Alex Guarnaschelli's Top Tip For Buying The Right Size Thanksgiving Turkey

Of all the challenges of getting the Thanksgiving meal on the table, cooking the turkey might be the most difficult task. If you've ever been responsible for the bird, you know that ending up with juicy meat, crispy skin, and luscious flavor — all in one package — is quite the tall order. So many questions come up when cooking the turkey, like how and when to defrost it, and to stuff or not to stuff. There's also questions about which and how much seasonings to use and what temperature the oven should be set to and how long the bird should be cooked.

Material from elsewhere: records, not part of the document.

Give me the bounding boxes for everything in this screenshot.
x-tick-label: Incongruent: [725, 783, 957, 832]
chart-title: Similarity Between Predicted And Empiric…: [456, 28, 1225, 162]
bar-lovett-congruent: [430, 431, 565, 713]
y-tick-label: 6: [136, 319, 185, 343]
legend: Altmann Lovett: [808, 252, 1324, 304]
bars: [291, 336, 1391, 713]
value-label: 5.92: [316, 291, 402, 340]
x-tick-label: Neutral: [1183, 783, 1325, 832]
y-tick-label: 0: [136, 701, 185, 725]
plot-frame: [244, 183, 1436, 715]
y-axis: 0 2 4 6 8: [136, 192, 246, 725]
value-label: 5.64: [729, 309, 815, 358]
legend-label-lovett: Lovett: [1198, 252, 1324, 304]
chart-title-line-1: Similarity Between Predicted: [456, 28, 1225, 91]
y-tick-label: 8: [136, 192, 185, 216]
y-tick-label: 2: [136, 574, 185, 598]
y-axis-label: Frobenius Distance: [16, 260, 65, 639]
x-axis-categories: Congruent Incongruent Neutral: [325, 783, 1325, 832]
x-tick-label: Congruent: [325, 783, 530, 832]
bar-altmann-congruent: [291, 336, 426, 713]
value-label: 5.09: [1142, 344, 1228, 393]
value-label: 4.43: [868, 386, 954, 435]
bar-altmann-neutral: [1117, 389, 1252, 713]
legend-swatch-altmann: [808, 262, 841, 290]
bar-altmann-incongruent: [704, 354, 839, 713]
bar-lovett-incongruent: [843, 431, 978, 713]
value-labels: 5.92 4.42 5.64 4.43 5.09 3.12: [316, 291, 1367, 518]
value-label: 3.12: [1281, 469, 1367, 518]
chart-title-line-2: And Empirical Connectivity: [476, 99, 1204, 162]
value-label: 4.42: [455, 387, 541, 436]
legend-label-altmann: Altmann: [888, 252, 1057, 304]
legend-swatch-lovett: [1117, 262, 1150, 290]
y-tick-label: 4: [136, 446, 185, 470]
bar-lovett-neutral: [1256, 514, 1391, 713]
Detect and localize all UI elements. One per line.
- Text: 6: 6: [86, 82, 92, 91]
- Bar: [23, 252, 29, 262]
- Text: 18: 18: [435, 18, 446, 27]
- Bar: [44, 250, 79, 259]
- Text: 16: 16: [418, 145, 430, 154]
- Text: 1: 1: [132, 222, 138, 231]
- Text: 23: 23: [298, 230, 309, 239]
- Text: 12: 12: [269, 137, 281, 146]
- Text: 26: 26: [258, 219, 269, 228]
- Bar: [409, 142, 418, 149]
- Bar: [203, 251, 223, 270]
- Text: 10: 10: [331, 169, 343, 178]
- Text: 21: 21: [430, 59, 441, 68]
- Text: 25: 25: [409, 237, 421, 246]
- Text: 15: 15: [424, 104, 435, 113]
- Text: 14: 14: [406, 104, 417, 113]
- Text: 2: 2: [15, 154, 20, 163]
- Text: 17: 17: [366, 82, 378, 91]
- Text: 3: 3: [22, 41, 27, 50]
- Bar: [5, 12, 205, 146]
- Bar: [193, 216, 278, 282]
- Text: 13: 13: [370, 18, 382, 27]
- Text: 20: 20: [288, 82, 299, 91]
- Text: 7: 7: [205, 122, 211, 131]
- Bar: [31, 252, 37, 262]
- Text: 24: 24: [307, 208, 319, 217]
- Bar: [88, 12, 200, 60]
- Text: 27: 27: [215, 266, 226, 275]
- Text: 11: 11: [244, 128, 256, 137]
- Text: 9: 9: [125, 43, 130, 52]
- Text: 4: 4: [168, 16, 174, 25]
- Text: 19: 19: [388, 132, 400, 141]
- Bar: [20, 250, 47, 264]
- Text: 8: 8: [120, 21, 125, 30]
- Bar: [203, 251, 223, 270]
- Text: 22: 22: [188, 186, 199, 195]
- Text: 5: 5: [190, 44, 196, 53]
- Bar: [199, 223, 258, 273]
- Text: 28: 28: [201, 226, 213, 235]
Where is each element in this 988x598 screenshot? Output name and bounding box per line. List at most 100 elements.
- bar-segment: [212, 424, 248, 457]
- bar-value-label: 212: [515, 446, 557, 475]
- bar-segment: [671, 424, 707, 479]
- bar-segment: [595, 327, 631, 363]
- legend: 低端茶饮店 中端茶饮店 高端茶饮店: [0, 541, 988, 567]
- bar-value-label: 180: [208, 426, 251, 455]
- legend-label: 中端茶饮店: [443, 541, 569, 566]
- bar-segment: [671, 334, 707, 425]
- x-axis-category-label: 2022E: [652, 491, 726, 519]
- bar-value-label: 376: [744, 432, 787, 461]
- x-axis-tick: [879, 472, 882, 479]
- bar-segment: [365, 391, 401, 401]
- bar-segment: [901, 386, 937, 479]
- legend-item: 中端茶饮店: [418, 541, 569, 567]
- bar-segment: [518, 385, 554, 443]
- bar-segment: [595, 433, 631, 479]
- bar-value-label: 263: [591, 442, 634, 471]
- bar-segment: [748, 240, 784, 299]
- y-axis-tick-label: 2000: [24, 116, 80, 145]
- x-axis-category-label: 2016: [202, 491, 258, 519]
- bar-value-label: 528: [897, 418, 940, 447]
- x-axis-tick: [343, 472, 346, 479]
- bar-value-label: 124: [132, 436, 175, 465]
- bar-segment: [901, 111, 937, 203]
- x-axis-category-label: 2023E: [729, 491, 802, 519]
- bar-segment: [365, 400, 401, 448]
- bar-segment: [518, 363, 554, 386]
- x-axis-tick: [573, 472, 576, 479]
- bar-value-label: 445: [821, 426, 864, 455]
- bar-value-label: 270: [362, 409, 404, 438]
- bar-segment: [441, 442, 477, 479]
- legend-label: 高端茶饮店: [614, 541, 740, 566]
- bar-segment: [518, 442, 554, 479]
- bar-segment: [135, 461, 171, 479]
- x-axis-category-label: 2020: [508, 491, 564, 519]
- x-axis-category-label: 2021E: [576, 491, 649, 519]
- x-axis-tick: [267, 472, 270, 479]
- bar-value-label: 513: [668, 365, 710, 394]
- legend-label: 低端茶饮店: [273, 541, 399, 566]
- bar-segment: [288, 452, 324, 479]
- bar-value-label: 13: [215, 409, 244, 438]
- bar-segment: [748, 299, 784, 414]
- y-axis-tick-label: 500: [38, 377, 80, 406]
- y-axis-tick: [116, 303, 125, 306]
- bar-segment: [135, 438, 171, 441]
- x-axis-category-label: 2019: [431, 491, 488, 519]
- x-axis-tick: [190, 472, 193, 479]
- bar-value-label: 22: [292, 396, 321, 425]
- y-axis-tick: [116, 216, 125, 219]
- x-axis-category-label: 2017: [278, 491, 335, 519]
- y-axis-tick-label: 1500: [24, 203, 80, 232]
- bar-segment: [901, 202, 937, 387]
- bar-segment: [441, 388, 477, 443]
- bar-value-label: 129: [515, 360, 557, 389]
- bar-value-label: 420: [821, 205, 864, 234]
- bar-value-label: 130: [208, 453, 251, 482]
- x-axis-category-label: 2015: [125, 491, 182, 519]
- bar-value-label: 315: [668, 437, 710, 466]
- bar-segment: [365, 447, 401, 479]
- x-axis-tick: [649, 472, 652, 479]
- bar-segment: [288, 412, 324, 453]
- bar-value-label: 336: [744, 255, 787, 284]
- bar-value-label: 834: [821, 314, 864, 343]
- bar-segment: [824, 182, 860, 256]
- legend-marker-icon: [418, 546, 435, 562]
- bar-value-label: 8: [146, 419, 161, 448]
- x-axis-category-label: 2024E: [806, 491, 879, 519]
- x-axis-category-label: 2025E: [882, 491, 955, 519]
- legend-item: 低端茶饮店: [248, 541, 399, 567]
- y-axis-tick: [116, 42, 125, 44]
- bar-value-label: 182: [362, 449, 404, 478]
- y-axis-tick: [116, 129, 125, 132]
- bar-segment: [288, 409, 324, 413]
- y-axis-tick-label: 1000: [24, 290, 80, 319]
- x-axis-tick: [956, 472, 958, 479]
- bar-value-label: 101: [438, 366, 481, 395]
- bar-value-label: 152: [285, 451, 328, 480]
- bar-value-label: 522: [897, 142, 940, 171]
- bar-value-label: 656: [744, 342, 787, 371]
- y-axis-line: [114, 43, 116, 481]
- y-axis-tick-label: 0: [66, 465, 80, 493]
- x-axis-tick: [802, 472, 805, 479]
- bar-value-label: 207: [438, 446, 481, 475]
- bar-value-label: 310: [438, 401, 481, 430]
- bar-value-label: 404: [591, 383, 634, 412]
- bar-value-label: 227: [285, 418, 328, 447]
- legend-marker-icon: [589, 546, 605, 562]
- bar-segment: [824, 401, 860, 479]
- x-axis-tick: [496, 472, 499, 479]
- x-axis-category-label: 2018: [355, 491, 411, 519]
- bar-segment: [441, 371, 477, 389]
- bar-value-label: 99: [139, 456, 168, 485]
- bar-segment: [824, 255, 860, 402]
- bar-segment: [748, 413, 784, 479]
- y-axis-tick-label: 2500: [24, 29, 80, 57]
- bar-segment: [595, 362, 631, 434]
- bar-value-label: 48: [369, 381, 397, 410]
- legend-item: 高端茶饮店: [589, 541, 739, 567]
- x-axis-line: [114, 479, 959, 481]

Another factor that confounds home cooks? What size turkey they'll need to buy in order to provide plenty of poultry for their guests. During a recent "Ask Me Anything" on chef and Food Network host Alex Guarnaschelli's TikTok page, a fan asked how big of a turkey she would need to feed 21 people and Guarnaschelli's answer might surprise you.

Alex Guarnaschelli suggests two smaller birds

Of all the confusing elements of preparing a turkey, choosing the right sized bird might be the most challenging. If you're hosting a lot of guests, you'll need a big turkey, which runs the risk of unevenly cooked meat. An average Thanksgiving turkey will weigh in at 15 pounds (via University of Illinois), and, using the common rubric of 13 minutes in the oven per pound of turkey (via Epicurious), that means a cook time of more than three hours. By the time the dark meat comes to temperature, the white meat might very well be bone-dry (via howstuffworks). The bigger the bird, the longer the cook time, and the bigger the risk of messing up that tasty turkey.

Recently, on Alex Guarnaschelli's TikTok page, the chef and "Chopped" judge answered fans' questions about cooking for the big day and she suggested a novel solution for preparing turkey for a big crowd. When a fan asked the chef what size bird she would need for 21 guests, Guarnaschelli suggested one pound of turkey per guest, but divided between two smaller birds, instead one huge one.

"I vote for two 14-pounders," she said, suggesting that cooking smaller birds is a bit easier. "That way you have two chances to get it right." Another benefit to cooking two birds? Plenty of leftover meat. "A lot left over, and a lot more wings and drums," Guarnaschelli said.